- Developer: Kojima Productions
- Publisher: Konami
- Producer: Hideo Kojima
- Artist: Yoji Shinkawa
- Series: Metal Gear
- Platform: PlayStation 3
- Release: NA: July 9, 2013; JP: July 11, 2013; EU: September 13, 2013; AU: October 3, 2013;
- Genre: Stealth
- Mode: Single-player

= Metal Gear Solid: The Legacy Collection =

2013 video game compilation

 is a video game compilation released exclusively for the PlayStation 3. It includes all of the mainline Metal Gear games directed and designed by Hideo Kojima that were released from 1987 through 2012. Bonus content include motion comic adaptations of the Metal Gear Solid graphic novels illustrated by Ashley Wood and a 100-page booklet that catalogs numerous promotional posters, brochures and advertisement related to the games in the compilation. It was released in the Americas on July 9, 2013, in Japan on July 11, 2013, in Europe on September 13, 2013, and in Australia on October 3, 2013.

==Content==
The Legacy Collection consists of two discs and a booklet. The first disc contains Metal Gear Solid 4, already updated with trophy support. The second disc is a dual-layered Blu-ray disc that contains the Metal Gear Solid HD Collection, plus motion comic versions of IDW's Metal Gear Solid graphic novels (which adapted the storylines of the first two Metal Gear Solid games with artwork by Ashley Wood). The motion comics were previously released in Japan as a two-disc DVD set in 2008 titled Metal Gear Solid 2: Bande Dessinée, but were not released in English until their inclusion in this set. The original Metal Gear Solid and its expansion are not included in either disc, but rather are downloaded from the PlayStation Store using voucher codes included in the set.

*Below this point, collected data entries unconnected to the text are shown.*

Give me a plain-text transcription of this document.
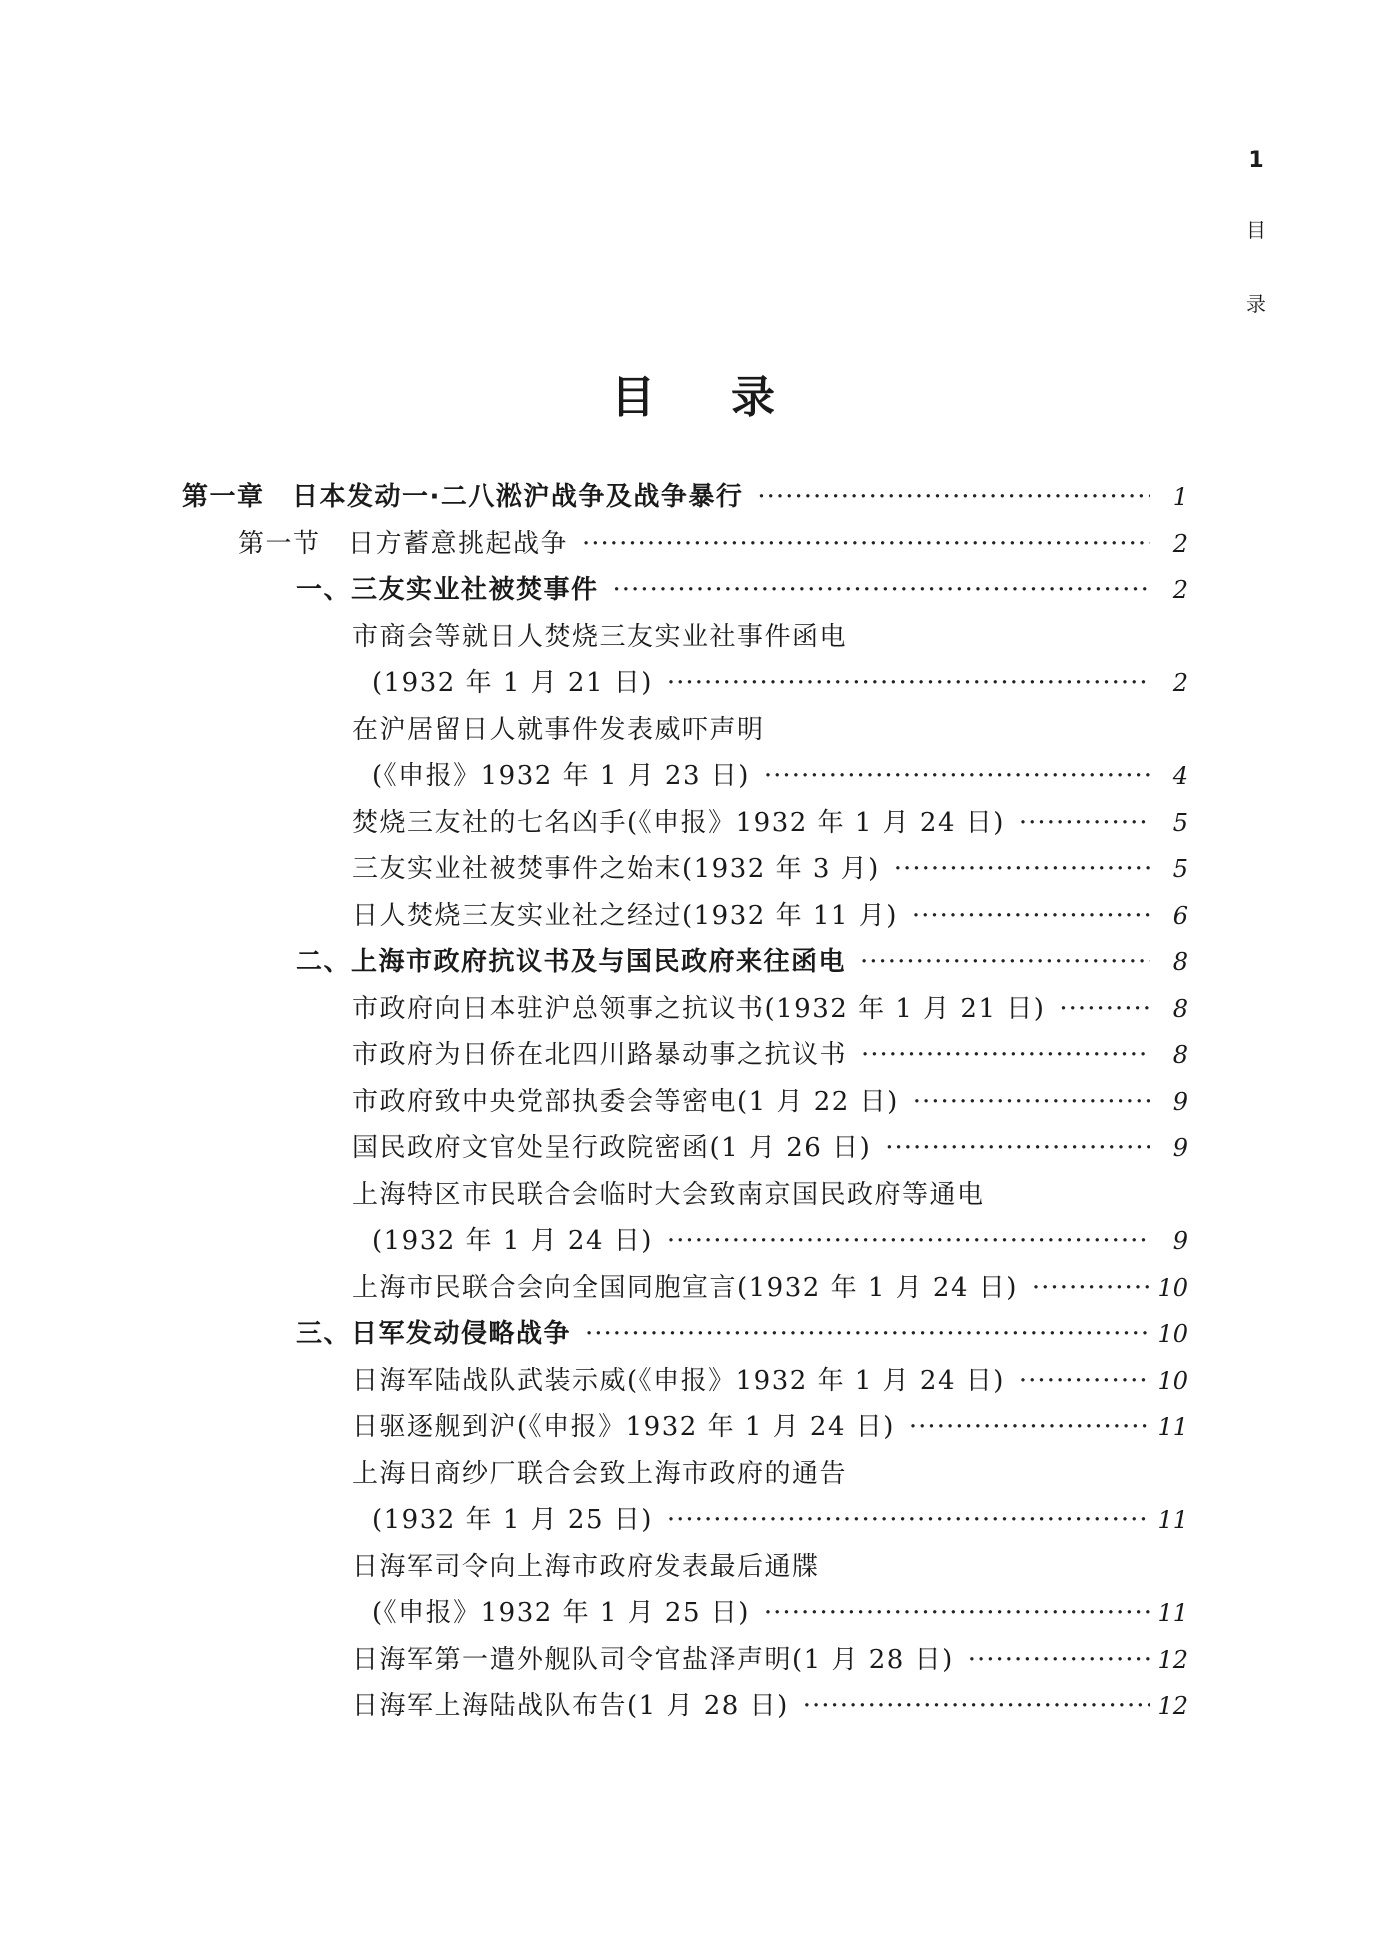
1
目
录
目 录
第一章　日本发动一·二八淞沪战争及战争暴行 ·····	1
第一节　日方蓄意挑起战争 ·····	2
一、三友实业社被焚事件 ·····	2
市商会等就日人焚烧三友实业社事件函电
(1932 年 1 月 21 日) ·····	2
在沪居留日人就事件发表威吓声明
(《申报》1932 年 1 月 23 日) ·····	4
焚烧三友社的七名凶手(《申报》1932 年 1 月 24 日) ·····	5
三友实业社被焚事件之始末(1932 年 3 月) ·····	5
日人焚烧三友实业社之经过(1932 年 11 月) ·····	6
二、上海市政府抗议书及与国民政府来往函电 ·····	8
市政府向日本驻沪总领事之抗议书(1932 年 1 月 21 日) ·····	8
市政府为日侨在北四川路暴动事之抗议书 ·····	8
市政府致中央党部执委会等密电(1 月 22 日) ·····	9
国民政府文官处呈行政院密函(1 月 26 日) ·····	9
上海特区市民联合会临时大会致南京国民政府等通电
(1932 年 1 月 24 日) ·····	9
上海市民联合会向全国同胞宣言(1932 年 1 月 24 日) ·····	10
三、日军发动侵略战争 ·····	10
日海军陆战队武装示威(《申报》1932 年 1 月 24 日) ·····	10
日驱逐舰到沪(《申报》1932 年 1 月 24 日) ·····	11
上海日商纱厂联合会致上海市政府的通告
(1932 年 1 月 25 日) ·····	11
日海军司令向上海市政府发表最后通牒
(《申报》1932 年 1 月 25 日) ·····	11
日海军第一遣外舰队司令官盐泽声明(1 月 28 日) ·····	12
日海军上海陆战队布告(1 月 28 日) ·····	12
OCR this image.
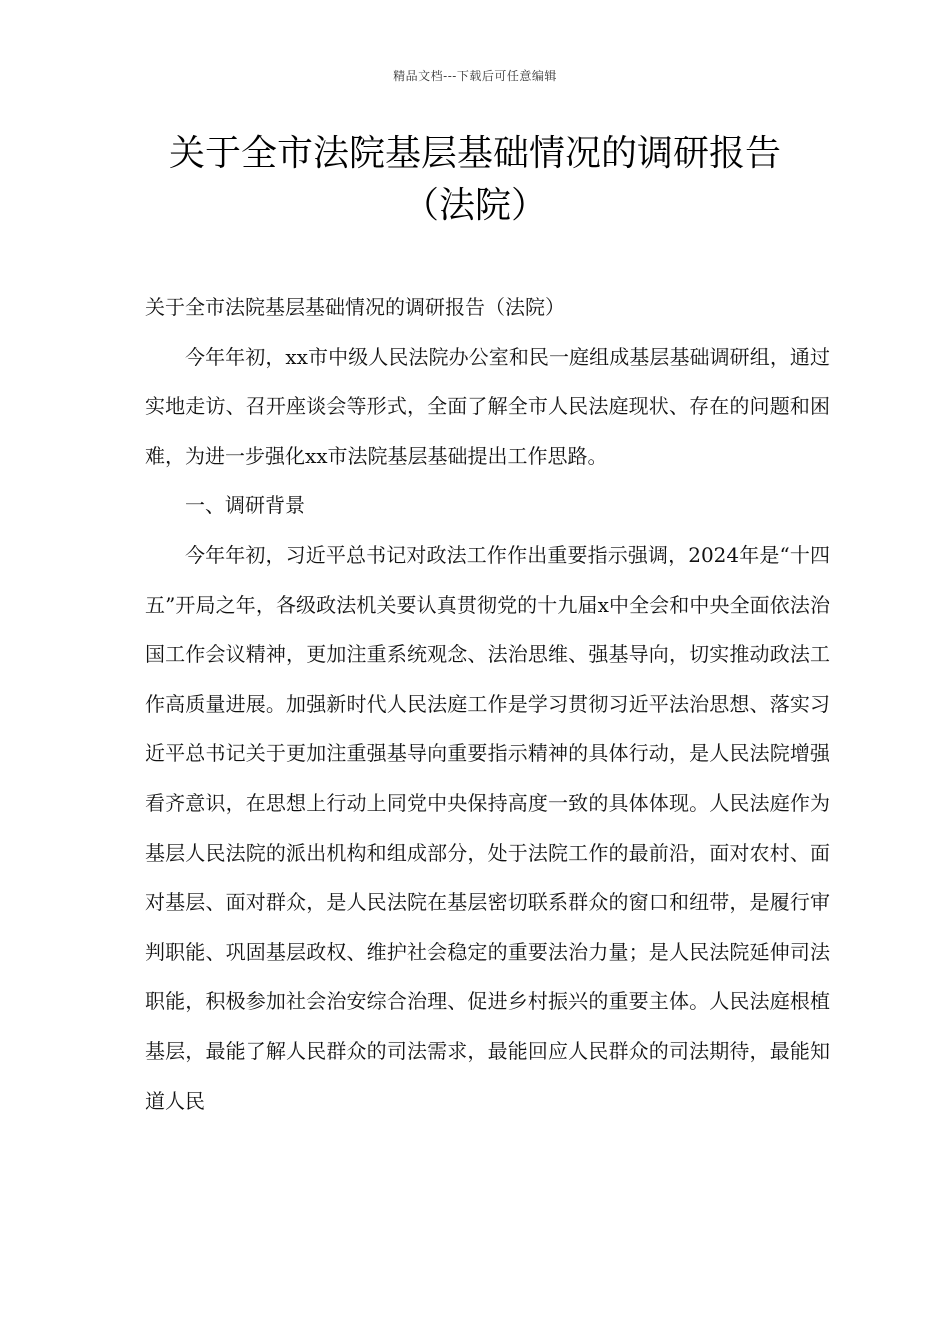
精品文档---下载后可任意编辑
关于全市法院基层基础情况的调研报告
（法院）

关于全市法院基层基础情况的调研报告（法院）

今年年初，xx市中级人民法院办公室和民一庭组成基层基础调研组，通过实地走访、召开座谈会等形式，全面了解全市人民法庭现状、存在的问题和困难，为进一步强化xx市法院基层基础提出工作思路。

一、调研背景

今年年初，习近平总书记对政法工作作出重要指示强调，2024年是“十四五”开局之年，各级政法机关要认真贯彻党的十九届x中全会和中央全面依法治国工作会议精神，更加注重系统观念、法治思维、强基导向，切实推动政法工作高质量进展。加强新时代人民法庭工作是学习贯彻习近平法治思想、落实习近平总书记关于更加注重强基导向重要指示精神的具体行动，是人民法院增强看齐意识，在思想上行动上同党中央保持高度一致的具体体现。人民法庭作为基层人民法院的派出机构和组成部分，处于法院工作的最前沿，面对农村、面对基层、面对群众，是人民法院在基层密切联系群众的窗口和纽带，是履行审判职能、巩固基层政权、维护社会稳定的重要法治力量；是人民法院延伸司法职能，积极参加社会治安综合治理、促进乡村振兴的重要主体。人民法庭根植基层，最能了解人民群众的司法需求，最能回应人民群众的司法期待，最能知道人民
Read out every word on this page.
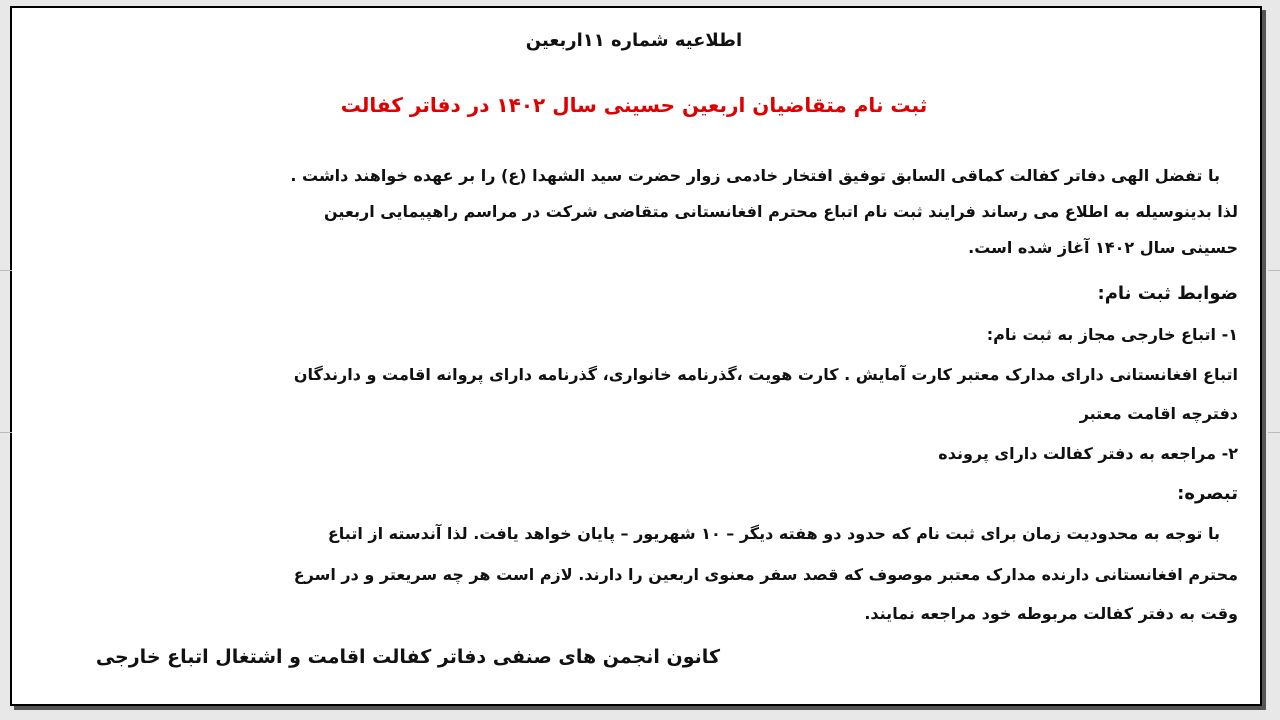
اطلاعیه شماره ۱۱اربعین
ثبت نام متقاضیان اربعین حسینی سال ۱۴۰۲ در دفاتر کفالت
با تفضل الهی دفاتر کفالت کماقی السابق توفیق افتخار خادمی زوار حضرت سید الشهدا (ع) را بر عهده خواهند داشت .
لذا بدینوسیله به اطلاع می رساند فرایند ثبت نام اتباع محترم افغانستانی متقاضی شرکت در مراسم راهپیمایی اربعین
حسینی سال ۱۴۰۲ آغاز شده است.
ضوابط ثبت نام:
۱- اتباع خارجی مجاز به ثبت نام:
اتباع افغانستانی دارای مدارک معتبر کارت آمایش . کارت هویت ،گذرنامه خانواری، گذرنامه دارای پروانه اقامت و دارندگان
دفترچه اقامت معتبر
۲- مراجعه به دفتر کفالت دارای پرونده
تبصره:
با توجه به محدودیت زمان برای ثبت نام که حدود دو هفته دیگر – ۱۰ شهریور – پایان خواهد یافت. لذا آندسته از اتباع
محترم افغانستانی دارنده مدارک معتبر موصوف که قصد سفر معنوی اربعین را دارند. لازم است هر چه سریعتر و در اسرع
وقت به دفتر کفالت مربوطه خود مراجعه نمایند.
کانون انجمن های صنفی دفاتر کفالت اقامت و اشتغال اتباع خارجی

The Metal Gear Solid and Sons of Liberty motion comics were originally released in Japan as a two-disc DVD set in 2008 under the title of Metal Gear Solid 2: Bande Dessinée with Japanese voice acting. Although the English versions of both were not released until their inclusion in this set, the credits also have a 2008 copyright date. This, along with the involvement of Ryan Payton, who left Kojima Productions that same year, suggests that the English versions were also produced in 2008.

===Games===
The included games are:

| Title | Original platform | Original release |
|---|---|---|
| Metal Gear | MSX2 | 1987 |
| Metal Gear 2: Solid Snake | MSX2 | 1990 |
| Metal Gear Solid | PS | 1998 |
| Metal Gear Solid: VR Missions | PS | 1999 |
| Metal Gear Solid 2: Sons of Liberty | PS2 | 2001 |
| Metal Gear Solid 3: Snake Eater | PS2 | 2004 |
| Metal Gear Solid 4: Guns of the Patriots | PS3 | 2008 |
| Metal Gear Solid: Peace Walker | PSP | 2010 |

===Videos===
- Metal Gear Solid: Digital Graphic Novel (Note: Accessible on a standard Blu-ray player or via the video playback option of the PS3.)
- Metal Gear Solid 2: Digital Graphic Novel

===Booklet===
- Metal Gear Solid: The Legacy (Note: First print run only.)

==Reception==
The compilation received high praise from critics, with the comprehensiveness of the collection being a central highlight. It scored a 93 out of 100 on Metacritic, indicating "universal acclaim".